I used to pride myself on how fast I could find documents and deliver them to whoever had requested them. Even my big bossy sister had to put a written request into me for any documents she needed. This sort of responsibility given to me at such an early age has served me well, from that day to this. I even began to enjoy working in an office.

By my 17th birthday I was entitled to a pay rise. This took me into a "higher" category as far as my employment was concerned, so because I had a decent typing speed by then, management decided I would enter the dreaded Typing Pool! In those days all the firm's sales invoices, despatch notes etc., were all typed one at a time by "slave labour" typists. A special room was set aside and it could contain up to thirty typists. Each typist would start in a morning with a pile of blank forms on one side of the typewriter and a prescribed number of handwritten letters on the other. You would have to decipher what was being ordered, quoted for or despatched, and type that information on to the relevant blank form, calculating the costs as you typed, finishing off each completed form with it's final total. If you didn't manage to finish your allotted amount of invoices one day, they were added to your amount for the next!

At the Midland Metal Spinning a Mrs. Farlow was in charge of that office and I had heard some pretty horrendous stories about her from the other typists. My sister had never worked for her, so when I complained about my "promotion" she told mom that I was being ungrateful and awkward at work. This resulted in my mother visiting the personnel officer, and me being told that I either took this "promotion" or I got the sack. I just wish I now had a penny for every invoice I ever typed in that place.
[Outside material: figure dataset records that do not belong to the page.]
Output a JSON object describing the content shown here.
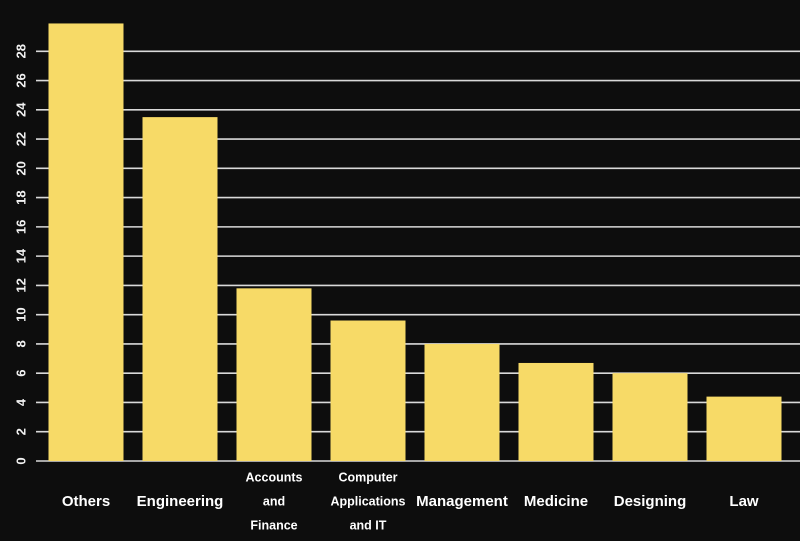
{
  "colors": {
    "background": "#0d0d0d",
    "bar": "#f7da67",
    "grid": "#d9d9d9",
    "text": "#ffffff"
  },
  "chart_data": {
    "type": "bar",
    "title": "",
    "xlabel": "",
    "ylabel": "",
    "categories": [
      [
        "Others"
      ],
      [
        "Engineering"
      ],
      [
        "Accounts",
        "and",
        "Finance"
      ],
      [
        "Computer",
        "Applications",
        "and IT"
      ],
      [
        "Management"
      ],
      [
        "Medicine"
      ],
      [
        "Designing"
      ],
      [
        "Law"
      ]
    ],
    "values": [
      29.9,
      23.5,
      11.8,
      9.6,
      8.0,
      6.7,
      6.0,
      4.4
    ],
    "ylim": [
      0,
      30
    ],
    "yticks": [
      0,
      2,
      4,
      6,
      8,
      10,
      12,
      14,
      16,
      18,
      20,
      22,
      24,
      26,
      28
    ],
    "grid": true,
    "legend": "none"
  }
}
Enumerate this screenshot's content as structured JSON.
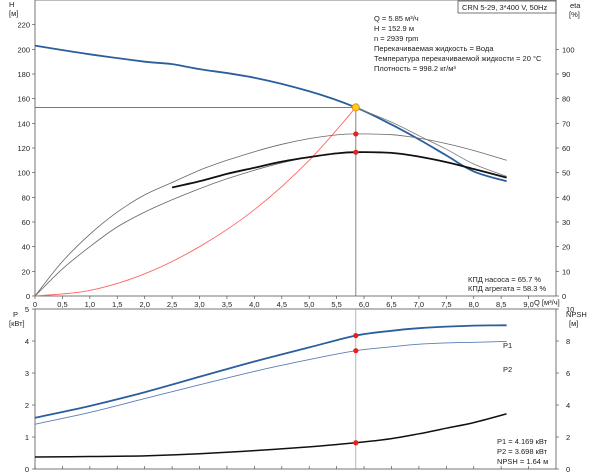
{
  "chart_data": [
    {
      "type": "line",
      "model_label": "CRN 5-29, 3*400 V, 50Hz",
      "xlabel": "Q [м³/ч]",
      "ylabel_left": [
        "H",
        "[м]"
      ],
      "ylabel_right": [
        "eta",
        "[%]"
      ],
      "xlim": [
        0,
        9.5
      ],
      "ylim_left": [
        0,
        240
      ],
      "ylim_right": [
        0,
        120
      ],
      "x_ticks": [
        "0",
        "0,5",
        "1,0",
        "1,5",
        "2,0",
        "2,5",
        "3,0",
        "3,5",
        "4,0",
        "4,5",
        "5,0",
        "5,5",
        "6,0",
        "6,5",
        "7,0",
        "7,5",
        "8,0",
        "8,5",
        "9,0"
      ],
      "y_ticks_left": [
        "0",
        "20",
        "40",
        "60",
        "80",
        "100",
        "120",
        "140",
        "160",
        "180",
        "200",
        "220"
      ],
      "y_ticks_right": [
        "0",
        "10",
        "20",
        "30",
        "40",
        "50",
        "60",
        "70",
        "80",
        "90",
        "100"
      ],
      "info_lines": [
        "Q = 5.85 м³/ч",
        "H = 152.9 м",
        "n = 2939 rpm",
        "Перекачиваемая жидкость = Вода",
        "Температура перекачиваемой жидкости = 20 °C",
        "Плотность = 998.2 кг/м³"
      ],
      "efficiency_notes": [
        "КПД насоса = 65.7 %",
        "КПД агрегата = 58.3 %"
      ],
      "duty_point": {
        "q": 5.85,
        "h": 152.9,
        "eta_pump": 65.7,
        "eta_unit": 58.3
      },
      "series": [
        {
          "role": "head",
          "color": "#2a5e9e",
          "x": [
            0,
            1,
            2,
            2.5,
            3,
            4,
            5,
            5.85,
            6.5,
            7,
            7.5,
            8,
            8.6
          ],
          "y": [
            203,
            196,
            190,
            188,
            184,
            177,
            166,
            152.9,
            139,
            127,
            114,
            101,
            93
          ]
        },
        {
          "role": "head-extension",
          "color": "#777777",
          "x": [
            5.85,
            6.5,
            7,
            7.5,
            8,
            8.6
          ],
          "y": [
            152.9,
            141,
            130,
            119,
            107,
            97
          ]
        },
        {
          "role": "system-curve",
          "color": "#ff6666",
          "x": [
            0,
            1,
            2,
            3,
            4,
            5,
            5.85
          ],
          "y": [
            0,
            4.5,
            18,
            40,
            70,
            110,
            152.9
          ]
        },
        {
          "role": "eta-pump",
          "color": "#666666",
          "x": [
            0,
            0.5,
            1,
            1.5,
            2,
            2.5,
            3,
            3.5,
            4,
            4.5,
            5,
            5.5,
            5.85,
            6.5,
            7,
            7.5,
            8,
            8.6
          ],
          "y": [
            0,
            14,
            25,
            34,
            41,
            46,
            51,
            55,
            58.5,
            61.5,
            63.8,
            65.3,
            65.7,
            65.4,
            64,
            61.8,
            59,
            55
          ]
        },
        {
          "role": "eta-unit",
          "color": "#666666",
          "x": [
            0,
            0.5,
            1,
            1.5,
            2,
            2.5,
            3,
            3.5,
            4,
            4.5,
            5,
            5.5,
            5.85,
            6.5,
            7,
            7.5,
            8,
            8.6
          ],
          "y": [
            0,
            11,
            20,
            28,
            34,
            39,
            43.5,
            47.5,
            51,
            54,
            56.3,
            57.8,
            58.3,
            58,
            56.5,
            54.3,
            51.5,
            48
          ]
        },
        {
          "role": "eta-unit-bold",
          "color": "#111111",
          "x": [
            2.5,
            3,
            3.5,
            4,
            4.5,
            5,
            5.5,
            5.85,
            6.5,
            7,
            7.5,
            8,
            8.6
          ],
          "y": [
            44,
            46.5,
            49.5,
            52,
            54.5,
            56.3,
            57.8,
            58.3,
            58,
            56.5,
            54.3,
            51.5,
            48
          ]
        }
      ]
    },
    {
      "type": "line",
      "ylabel_left": [
        "P",
        "[кВт]"
      ],
      "ylabel_right": [
        "NPSH",
        "[м]"
      ],
      "xlim": [
        0,
        9.5
      ],
      "ylim_left": [
        0,
        5
      ],
      "ylim_right": [
        0,
        10
      ],
      "y_ticks_left": [
        "0",
        "1",
        "2",
        "3",
        "4",
        "5"
      ],
      "y_ticks_right": [
        "0",
        "2",
        "4",
        "6",
        "8",
        "10"
      ],
      "series_labels": [
        "P1",
        "P2"
      ],
      "bottom_notes": [
        "P1 = 4.169 кВт",
        "P2 = 3.698 кВт",
        "NPSH = 1.64 м"
      ],
      "duty_point": {
        "q": 5.85,
        "p1": 4.169,
        "p2": 3.698,
        "npsh": 1.64
      },
      "series": [
        {
          "name": "P1",
          "color": "#2a5e9e",
          "x": [
            0,
            1,
            2,
            3,
            4,
            5,
            5.85,
            6.5,
            7,
            7.5,
            8,
            8.5,
            8.6
          ],
          "y": [
            1.6,
            1.97,
            2.4,
            2.88,
            3.36,
            3.8,
            4.169,
            4.32,
            4.4,
            4.45,
            4.48,
            4.49,
            4.49
          ]
        },
        {
          "name": "P2",
          "color": "#5a7fb8",
          "x": [
            0,
            1,
            2,
            3,
            4,
            5,
            5.85,
            6.5,
            7,
            7.5,
            8,
            8.5,
            8.6
          ],
          "y": [
            1.4,
            1.77,
            2.2,
            2.63,
            3.05,
            3.42,
            3.698,
            3.82,
            3.9,
            3.94,
            3.96,
            3.98,
            3.98
          ]
        },
        {
          "role": "npsh",
          "color": "#111111",
          "x": [
            0,
            1,
            2,
            3,
            4,
            5,
            5.85,
            6.5,
            7,
            7.5,
            8,
            8.6
          ],
          "y": [
            0.75,
            0.78,
            0.82,
            0.95,
            1.15,
            1.38,
            1.64,
            1.9,
            2.2,
            2.55,
            2.9,
            3.45
          ]
        }
      ]
    }
  ]
}
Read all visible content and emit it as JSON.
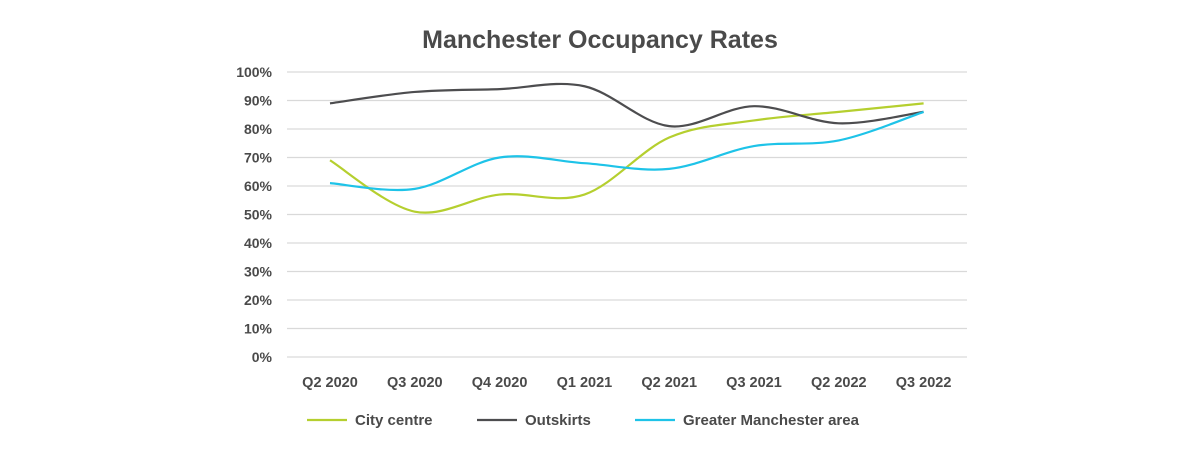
{
  "chart_data": {
    "type": "line",
    "title": "Manchester Occupancy Rates",
    "xlabel": "",
    "ylabel": "",
    "categories": [
      "Q2 2020",
      "Q3 2020",
      "Q4 2020",
      "Q1 2021",
      "Q2 2021",
      "Q3 2021",
      "Q2 2022",
      "Q3 2022"
    ],
    "y_ticks": [
      "0%",
      "10%",
      "20%",
      "30%",
      "40%",
      "50%",
      "60%",
      "70%",
      "80%",
      "90%",
      "100%"
    ],
    "ylim": [
      0,
      100
    ],
    "grid": true,
    "legend_position": "bottom",
    "series": [
      {
        "name": "City centre",
        "color": "#b5cf2f",
        "values": [
          69,
          51,
          57,
          57,
          77,
          83,
          86,
          89
        ]
      },
      {
        "name": "Outskirts",
        "color": "#4d4d4f",
        "values": [
          89,
          93,
          94,
          95,
          81,
          88,
          82,
          86
        ]
      },
      {
        "name": "Greater Manchester area",
        "color": "#1ec3e8",
        "values": [
          61,
          59,
          70,
          68,
          66,
          74,
          76,
          86
        ]
      }
    ]
  }
}
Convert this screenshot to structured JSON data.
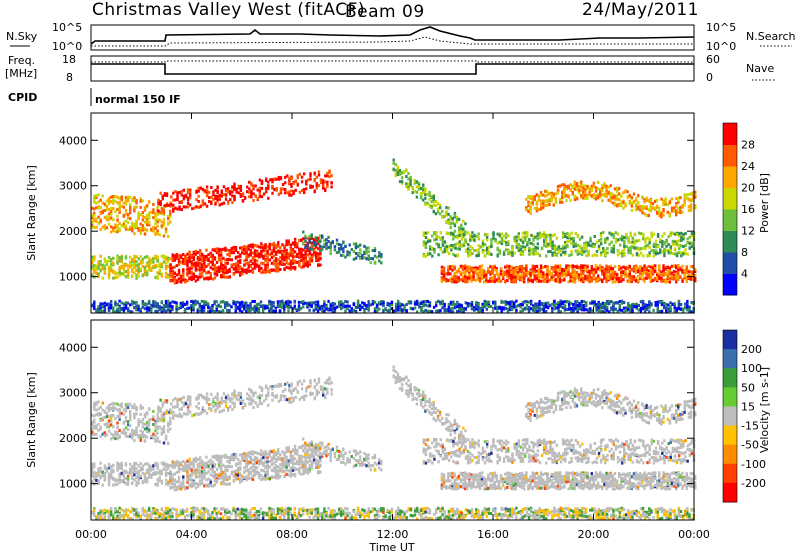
{
  "header": {
    "title": "Christmas Valley West (fitACF)",
    "beam": "Beam 09",
    "date": "24/May/2011"
  },
  "panels": {
    "nsky": {
      "left_label": "N.Sky",
      "right_label": "N.Search",
      "left_ticks": [
        "10^5",
        "10^0"
      ],
      "right_ticks": [
        "10^5",
        "10^0"
      ]
    },
    "freq": {
      "left_label_1": "Freq.",
      "left_label_2": "[MHz]",
      "right_label": "Nave",
      "left_ticks": [
        "18",
        "8"
      ],
      "right_ticks": [
        "60",
        "0"
      ]
    },
    "cpid": {
      "label": "CPID",
      "value": "normal 150 IF"
    }
  },
  "colors": {
    "power_scale": [
      "#0000ff",
      "#1f4fa8",
      "#2e8b57",
      "#6fbf3f",
      "#c8d800",
      "#ffa500",
      "#ff5a00",
      "#ff0000"
    ],
    "velocity_scale": [
      "#1a2fa0",
      "#3a6fb0",
      "#3a9f3a",
      "#66cc33",
      "#bdbdbd",
      "#ffc000",
      "#ff8c00",
      "#ff4000",
      "#ff0000"
    ]
  },
  "chart_data": [
    {
      "type": "heatmap",
      "name": "power-panel",
      "xlabel": "",
      "ylabel": "Slant Range [km]",
      "x_ticks": [
        "00:00",
        "04:00",
        "08:00",
        "12:00",
        "16:00",
        "20:00",
        "00:00"
      ],
      "y_ticks": [
        1000,
        2000,
        3000,
        4000
      ],
      "ylim": [
        200,
        4600
      ],
      "colorbar": {
        "label": "Power [dB]",
        "ticks": [
          "4",
          "8",
          "12",
          "16",
          "20",
          "24",
          "28"
        ]
      }
    },
    {
      "type": "heatmap",
      "name": "velocity-panel",
      "xlabel": "Time UT",
      "ylabel": "Slant Range [km]",
      "x_ticks": [
        "00:00",
        "04:00",
        "08:00",
        "12:00",
        "16:00",
        "20:00",
        "00:00"
      ],
      "y_ticks": [
        1000,
        2000,
        3000,
        4000
      ],
      "ylim": [
        200,
        4600
      ],
      "colorbar": {
        "label": "Velocity [m s-1]",
        "ticks": [
          "200",
          "100",
          "50",
          "15",
          "-15",
          "-50",
          "-100",
          "-200"
        ]
      }
    }
  ]
}
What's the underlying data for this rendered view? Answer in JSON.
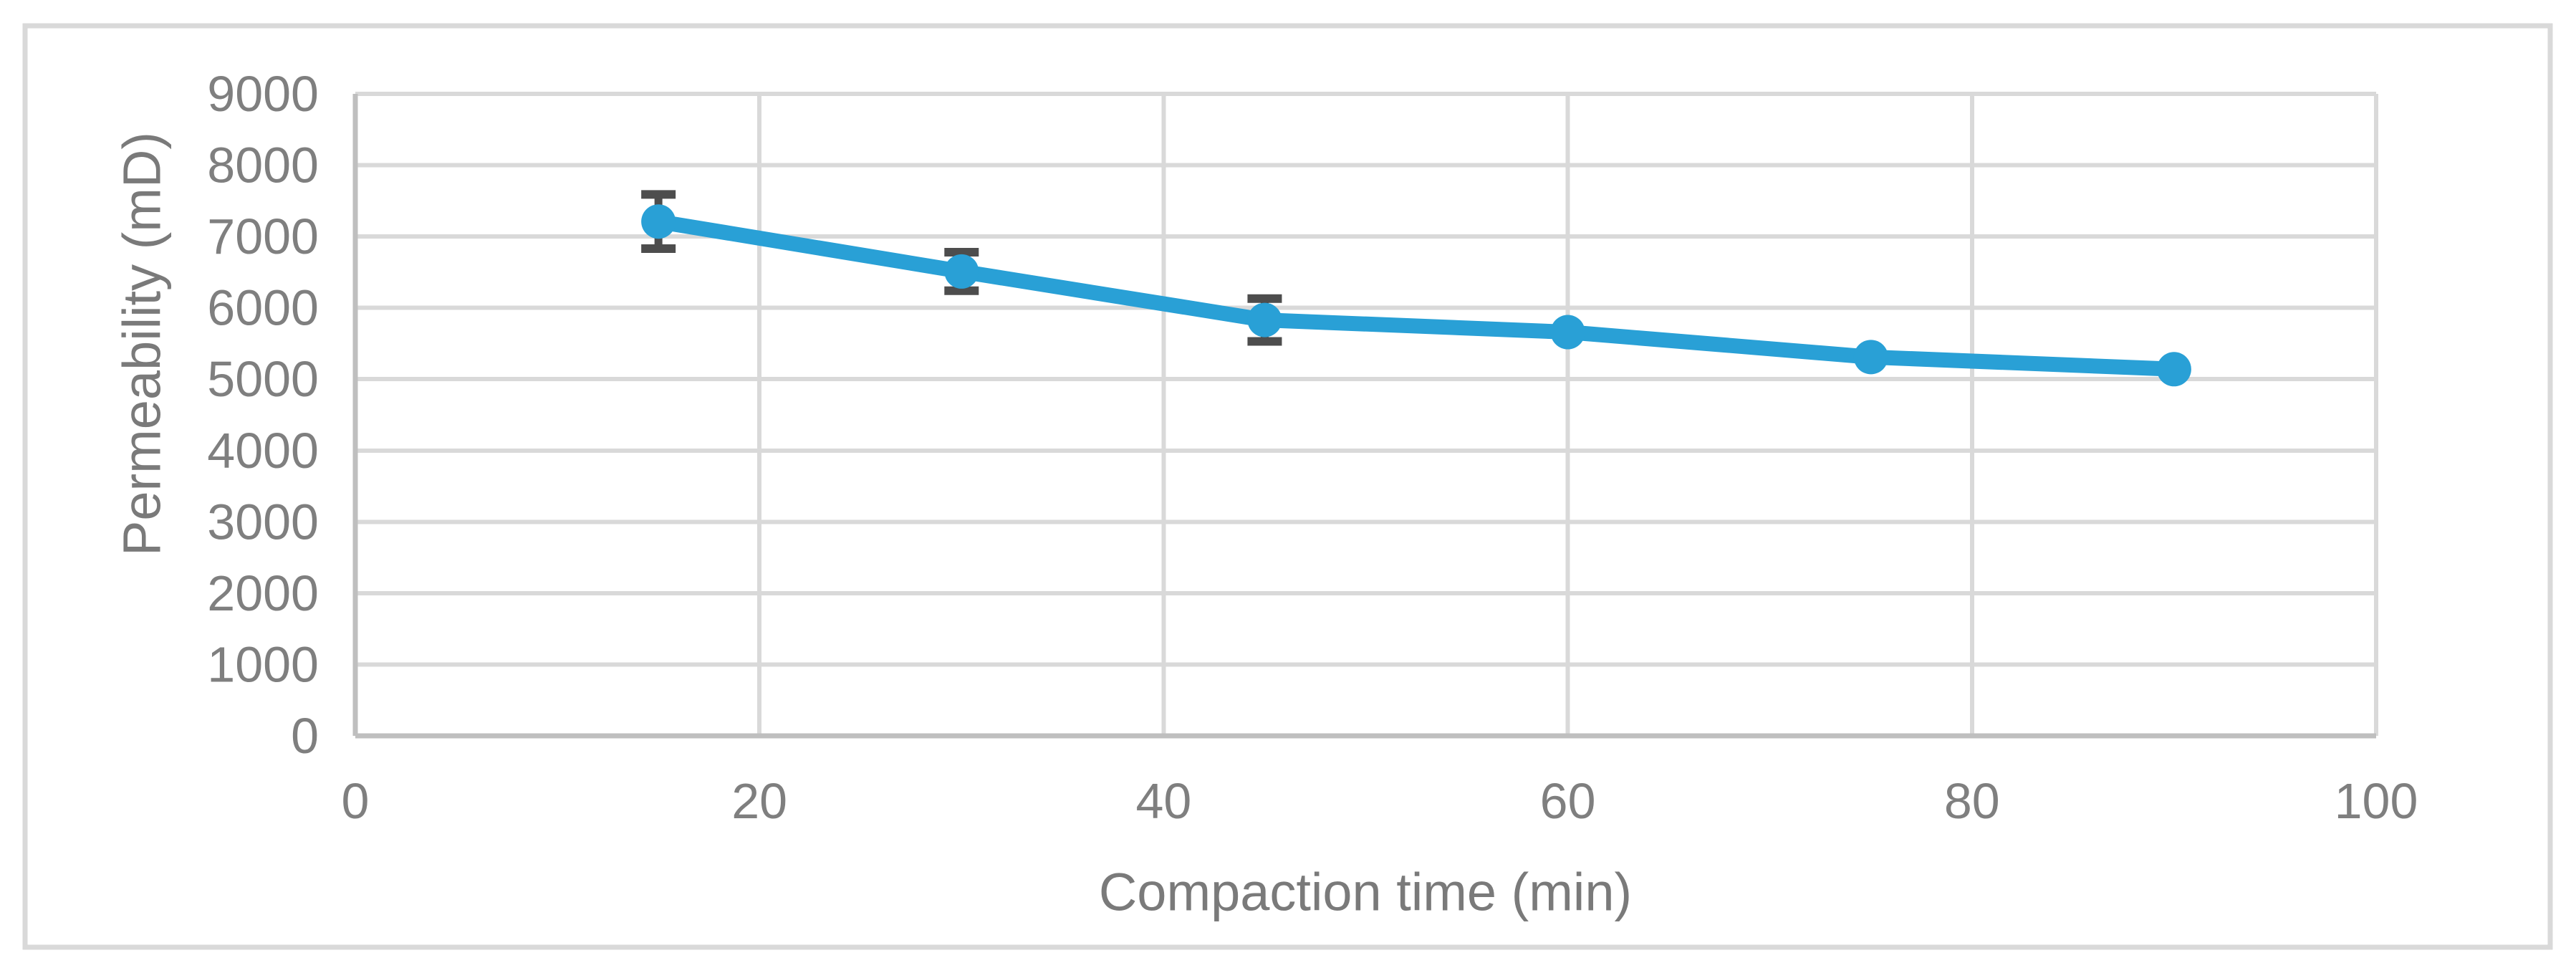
{
  "figure": {
    "background_color": "#ffffff",
    "border_color": "#d9d9d9"
  },
  "chart_data": {
    "type": "line",
    "title": "",
    "xlabel": "Compaction time (min)",
    "ylabel": "Permeability (mD)",
    "x": [
      15,
      30,
      45,
      60,
      75,
      90
    ],
    "series": [
      {
        "name": "Permeability",
        "values": [
          7210,
          6510,
          5830,
          5660,
          5310,
          5140
        ],
        "y_err": [
          380,
          270,
          300,
          0,
          0,
          0
        ],
        "color": "#29a0d6"
      }
    ],
    "xlim": [
      0,
      100
    ],
    "ylim": [
      0,
      9000
    ],
    "xticks": [
      0,
      20,
      40,
      60,
      80,
      100
    ],
    "yticks": [
      0,
      1000,
      2000,
      3000,
      4000,
      5000,
      6000,
      7000,
      8000,
      9000
    ],
    "grid": true,
    "legend_position": "none",
    "colors": {
      "gridline": "#d9d9d9",
      "axis_line": "#bfbfbf",
      "error_bar": "#4d4d4d",
      "tick_text": "#7f7f7f",
      "title_text": "#7a7a7a"
    }
  }
}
Mrs. Farlow was a "dragon" of the first order and I have never met anyone to match her since. One instance of her brand of office management that is etched into my memory - is the time when I had been working in there for about a month. Through no fault of my own I had "a little accident" at work. One morning, after typing invoices for an hour or so I asked politely to go to the toilet - mandatory in those days. She refused me permission then and twice more after that. The last time saying that, as I had only half an hour to go before lunchtime, I could go then. But before the half-hour was up I ran out of time! Wet through, I had to walk the length of two offices in front of male and female staff, in order to get to the toilets at the front of the building.

Human Rights were not acknowledged in those days! I never went back there again. I couldn't live with the embarrassment. According to my sister, Mrs. Farlow was severely reprimanded and didn't stay there long after that.